I do speak, read and write Dutch. I first took a beginner’s course at TU Delft which helped me memorise standard phrases useful for daily conversations. I later took a three week summer course where I received some basic grammar knowledge. Three years ago, I signed up for a comprehensive advanced course that prepared me for a national exam of Dutch as a second language (NT2) called ‘staatsexamen’ that is of university entrance level. This was a very helpful tool for my career as advisor to the Gemeente Delft’s Expat project team and for helping my son with his homework as he goes to a Dutch primary school.

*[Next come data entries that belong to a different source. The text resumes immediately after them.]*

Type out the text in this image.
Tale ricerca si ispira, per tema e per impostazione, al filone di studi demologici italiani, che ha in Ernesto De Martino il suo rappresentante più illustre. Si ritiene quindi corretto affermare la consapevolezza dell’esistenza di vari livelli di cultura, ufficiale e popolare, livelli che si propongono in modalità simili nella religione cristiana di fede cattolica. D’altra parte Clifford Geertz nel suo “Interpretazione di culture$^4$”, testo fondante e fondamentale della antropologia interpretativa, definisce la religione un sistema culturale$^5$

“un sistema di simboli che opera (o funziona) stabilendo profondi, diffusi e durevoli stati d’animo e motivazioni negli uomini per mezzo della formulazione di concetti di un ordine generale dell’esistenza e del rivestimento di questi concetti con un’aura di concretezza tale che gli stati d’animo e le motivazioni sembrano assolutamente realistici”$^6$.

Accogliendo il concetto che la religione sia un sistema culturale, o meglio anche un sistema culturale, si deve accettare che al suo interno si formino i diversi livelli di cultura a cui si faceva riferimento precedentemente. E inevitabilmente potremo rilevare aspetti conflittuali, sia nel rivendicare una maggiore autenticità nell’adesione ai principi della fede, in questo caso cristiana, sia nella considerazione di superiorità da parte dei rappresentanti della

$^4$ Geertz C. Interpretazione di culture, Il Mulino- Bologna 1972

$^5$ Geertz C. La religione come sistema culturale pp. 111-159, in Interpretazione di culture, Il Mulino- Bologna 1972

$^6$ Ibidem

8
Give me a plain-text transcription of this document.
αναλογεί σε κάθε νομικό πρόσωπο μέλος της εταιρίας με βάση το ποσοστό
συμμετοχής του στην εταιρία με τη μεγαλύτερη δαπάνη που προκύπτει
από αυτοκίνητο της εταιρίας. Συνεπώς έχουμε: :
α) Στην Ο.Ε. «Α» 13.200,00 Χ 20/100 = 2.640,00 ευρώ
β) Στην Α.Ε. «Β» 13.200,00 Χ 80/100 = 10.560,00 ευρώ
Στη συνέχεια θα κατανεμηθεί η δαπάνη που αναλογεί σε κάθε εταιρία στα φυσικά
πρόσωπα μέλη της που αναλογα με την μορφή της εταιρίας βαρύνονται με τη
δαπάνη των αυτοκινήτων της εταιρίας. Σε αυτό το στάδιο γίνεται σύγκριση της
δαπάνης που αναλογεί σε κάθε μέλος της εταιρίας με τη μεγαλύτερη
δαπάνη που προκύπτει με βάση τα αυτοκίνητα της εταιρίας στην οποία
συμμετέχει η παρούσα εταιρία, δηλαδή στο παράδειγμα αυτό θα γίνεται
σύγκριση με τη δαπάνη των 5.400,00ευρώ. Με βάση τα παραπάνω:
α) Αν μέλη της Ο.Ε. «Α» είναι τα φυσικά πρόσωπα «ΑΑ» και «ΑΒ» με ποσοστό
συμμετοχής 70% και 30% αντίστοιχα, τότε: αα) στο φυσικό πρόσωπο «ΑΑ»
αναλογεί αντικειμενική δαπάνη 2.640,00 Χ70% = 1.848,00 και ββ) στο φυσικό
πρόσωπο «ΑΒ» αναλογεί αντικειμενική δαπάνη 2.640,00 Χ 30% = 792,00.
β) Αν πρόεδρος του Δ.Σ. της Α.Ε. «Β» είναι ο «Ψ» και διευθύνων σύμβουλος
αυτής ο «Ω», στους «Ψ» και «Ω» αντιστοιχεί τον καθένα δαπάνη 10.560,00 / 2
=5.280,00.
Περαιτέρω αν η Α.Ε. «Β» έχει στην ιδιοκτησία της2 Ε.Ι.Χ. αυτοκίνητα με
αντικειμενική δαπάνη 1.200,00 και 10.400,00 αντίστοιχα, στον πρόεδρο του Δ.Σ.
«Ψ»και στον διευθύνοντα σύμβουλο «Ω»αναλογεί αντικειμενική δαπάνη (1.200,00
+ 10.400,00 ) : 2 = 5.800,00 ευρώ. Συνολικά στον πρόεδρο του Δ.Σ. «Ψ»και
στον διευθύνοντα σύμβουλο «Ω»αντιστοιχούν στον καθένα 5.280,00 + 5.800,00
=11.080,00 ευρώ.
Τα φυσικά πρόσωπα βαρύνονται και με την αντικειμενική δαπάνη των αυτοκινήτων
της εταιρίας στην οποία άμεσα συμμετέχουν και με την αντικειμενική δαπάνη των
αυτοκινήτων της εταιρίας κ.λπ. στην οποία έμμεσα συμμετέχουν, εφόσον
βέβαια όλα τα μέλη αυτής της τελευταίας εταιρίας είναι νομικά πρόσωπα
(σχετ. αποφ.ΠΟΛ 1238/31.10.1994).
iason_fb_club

What’s your favourite Dutch food?
My lovely neighbour Marijk makes an excellent erwtensoep, a thick pea soup with various cuts of pork meat and chopped vegetables. I like very dark brown bread rolls and enjoyed Applefleurtjes when they were available at a café’ in Delft a few years ago: it is a light apple tart without raisins with a thin glaze of apricot glazing. I discovered Surinamese food here and enjoy rotis and baras.
What do you miss about back home?
Apart from family and friends, I miss the rolling hills and big rock formations that are typical of my hometown. Food is very fresh there and supermarkets are stocked differently. I have adjusted to shopping here and know some very fine small stores in Delft where I enjoy shopping and trying out new foods. I miss French music but thankfully I can listen to some on line.
How Dutch have you become?
Dutch enough to bike through town, except when the streets are frozen or there is a heavy storm and I have the option of catching a tram or a bus. I have learnt about the various primary school systems available in town and am orienting myself about middle schools now. I volunteered at school to help young children learn how to read Dutch and I am currently overseeing my son’s school library where I discovered some really nice Dutch classic youth literature. I follow Delft news very closely in the local media and social media.
What’s your top tourist tip?
Don’t forget to walk around the neighbourhood around Agneta Park, close to the DSM plant. There is surprising architecture in Delft with an interesting history. I would also recommend the city tour of Het Gilde Delft about remarkable women in Delft history.
Tell us something surprising you’ve found out about NL
What a successful country economically speaking! The Netherlands is the 17th largest economy of the world. It belongs to the top 10 of richest nations in the world and is presently the world’s fifth largest natural gas exporter.
If you had just 24 hours left in NL, what would you do?
I would stop one last time at the Delft public library DOK. I would walk around the historical centre of Delft and I would bike around the Delftse Hout and Tanthof green areas. I would then say goodbye to my nice Dutch friends and take pictures of our house in the Westerkwartier to preserve the memories of my son’s childhood.